Los ojos de Ángel nunca se abrieron tanto como en aquel momento y recordó, instantáneamente, los últimos momentos vividos antes de perder el control de su vehículo y despeñarse por el acantilado. Las palabras de aquel hombre tomaban sentido para él y, por tanto, aquella risueña niña y la mujer en la que esta se apoyaba no podían ser más que fantasmas.

–¡Estoy a punto de morir! –Exclamó con tan lánguida voz como tenía el ánimo en aquel momento–. Pero son mi hija y mi mujer.

La mujer, por fin, despreció seguir mirando aquello que la embobaba y dirigió su mirada, además de una cómplice sonrisa, a su esposo.

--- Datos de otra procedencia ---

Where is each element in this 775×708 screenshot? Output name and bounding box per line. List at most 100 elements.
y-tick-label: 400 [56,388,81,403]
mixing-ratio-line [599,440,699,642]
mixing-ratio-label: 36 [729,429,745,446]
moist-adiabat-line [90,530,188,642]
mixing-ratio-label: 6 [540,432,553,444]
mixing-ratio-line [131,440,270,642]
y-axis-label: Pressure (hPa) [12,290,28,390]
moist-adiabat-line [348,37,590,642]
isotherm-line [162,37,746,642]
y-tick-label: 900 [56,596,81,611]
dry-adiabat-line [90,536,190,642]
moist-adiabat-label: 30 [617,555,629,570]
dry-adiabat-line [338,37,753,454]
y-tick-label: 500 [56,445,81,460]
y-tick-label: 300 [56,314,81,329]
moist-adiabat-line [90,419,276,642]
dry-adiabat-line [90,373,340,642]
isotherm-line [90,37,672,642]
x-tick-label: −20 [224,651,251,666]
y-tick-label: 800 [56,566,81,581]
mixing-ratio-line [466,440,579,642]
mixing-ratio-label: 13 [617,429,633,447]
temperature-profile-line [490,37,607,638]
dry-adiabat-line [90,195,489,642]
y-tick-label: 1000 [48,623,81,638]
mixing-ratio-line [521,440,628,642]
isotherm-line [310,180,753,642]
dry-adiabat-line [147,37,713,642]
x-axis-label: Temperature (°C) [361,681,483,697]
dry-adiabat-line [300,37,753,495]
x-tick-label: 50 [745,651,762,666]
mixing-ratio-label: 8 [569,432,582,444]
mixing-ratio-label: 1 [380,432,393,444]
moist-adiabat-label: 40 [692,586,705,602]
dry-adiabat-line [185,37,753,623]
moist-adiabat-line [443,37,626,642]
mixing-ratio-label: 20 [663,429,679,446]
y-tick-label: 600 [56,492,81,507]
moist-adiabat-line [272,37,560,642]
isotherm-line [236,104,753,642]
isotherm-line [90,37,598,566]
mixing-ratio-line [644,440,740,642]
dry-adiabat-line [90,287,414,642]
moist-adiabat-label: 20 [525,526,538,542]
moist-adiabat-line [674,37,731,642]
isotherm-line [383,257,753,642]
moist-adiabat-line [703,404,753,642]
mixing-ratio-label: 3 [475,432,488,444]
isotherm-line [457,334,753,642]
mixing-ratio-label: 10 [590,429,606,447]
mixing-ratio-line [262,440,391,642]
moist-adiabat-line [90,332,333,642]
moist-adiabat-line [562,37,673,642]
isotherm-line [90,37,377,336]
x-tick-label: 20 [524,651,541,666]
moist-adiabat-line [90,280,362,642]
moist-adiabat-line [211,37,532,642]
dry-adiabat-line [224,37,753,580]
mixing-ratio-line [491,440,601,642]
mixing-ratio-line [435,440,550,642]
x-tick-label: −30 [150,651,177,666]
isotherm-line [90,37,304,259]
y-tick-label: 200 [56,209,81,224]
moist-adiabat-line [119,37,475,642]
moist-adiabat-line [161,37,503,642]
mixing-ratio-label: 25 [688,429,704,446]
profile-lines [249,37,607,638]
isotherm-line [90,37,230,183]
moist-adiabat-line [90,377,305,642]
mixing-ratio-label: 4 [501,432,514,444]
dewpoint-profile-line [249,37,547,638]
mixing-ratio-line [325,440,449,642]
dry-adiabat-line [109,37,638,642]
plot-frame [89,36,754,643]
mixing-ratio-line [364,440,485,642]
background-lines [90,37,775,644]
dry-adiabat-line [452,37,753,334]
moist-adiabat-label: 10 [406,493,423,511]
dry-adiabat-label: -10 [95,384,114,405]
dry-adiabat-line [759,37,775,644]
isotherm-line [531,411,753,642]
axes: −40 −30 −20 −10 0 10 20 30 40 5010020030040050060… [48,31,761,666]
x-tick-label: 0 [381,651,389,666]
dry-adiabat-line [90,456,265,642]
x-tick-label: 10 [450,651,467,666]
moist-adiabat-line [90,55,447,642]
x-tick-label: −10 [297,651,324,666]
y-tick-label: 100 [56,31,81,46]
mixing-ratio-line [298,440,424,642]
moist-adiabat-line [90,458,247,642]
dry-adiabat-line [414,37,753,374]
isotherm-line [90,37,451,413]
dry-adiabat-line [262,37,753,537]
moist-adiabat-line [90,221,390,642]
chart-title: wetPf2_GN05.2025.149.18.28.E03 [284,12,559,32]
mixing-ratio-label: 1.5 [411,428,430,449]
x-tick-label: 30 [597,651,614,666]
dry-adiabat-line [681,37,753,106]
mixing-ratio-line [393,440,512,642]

–Tengo que ir con ellas… Quiero ir con ellas –dijo.

–Si lo haces te arrepentirás –insistió el elegante hombre sin soltar el brazo de Ángel–, yo solo trato de impedir que sufras innecesariamente.

La niña, como oposición a las palabras que salían por la boca del que trataba de doblegar la voluntad de su padre, sonreía.

–Otros, antes que tú, se han visto en esta misma situación. Merced a mi don de convencimiento se libraron de perecer y sufrir eternamente en un abismo infernal en el que no es posible el retorno.

–Pe… Pero, ¿cómo puedo dejarlas ahí y volver? Yo era ya un cuerpo sin vida antes de llegar aquí. No quiero una vida sin ellas. Me da igual lo que ocurra después. ¡Suéltame! –Pidió enfáticamente Ángel a su opositor a la vez que zarandeó con vigor su brazo, consiguiendo así zafarse de las garras del que le impedía el paso.

Una voz alarmada que repetía «¡Ha despertado! » le trajo de vuelta al mundo de los vivos.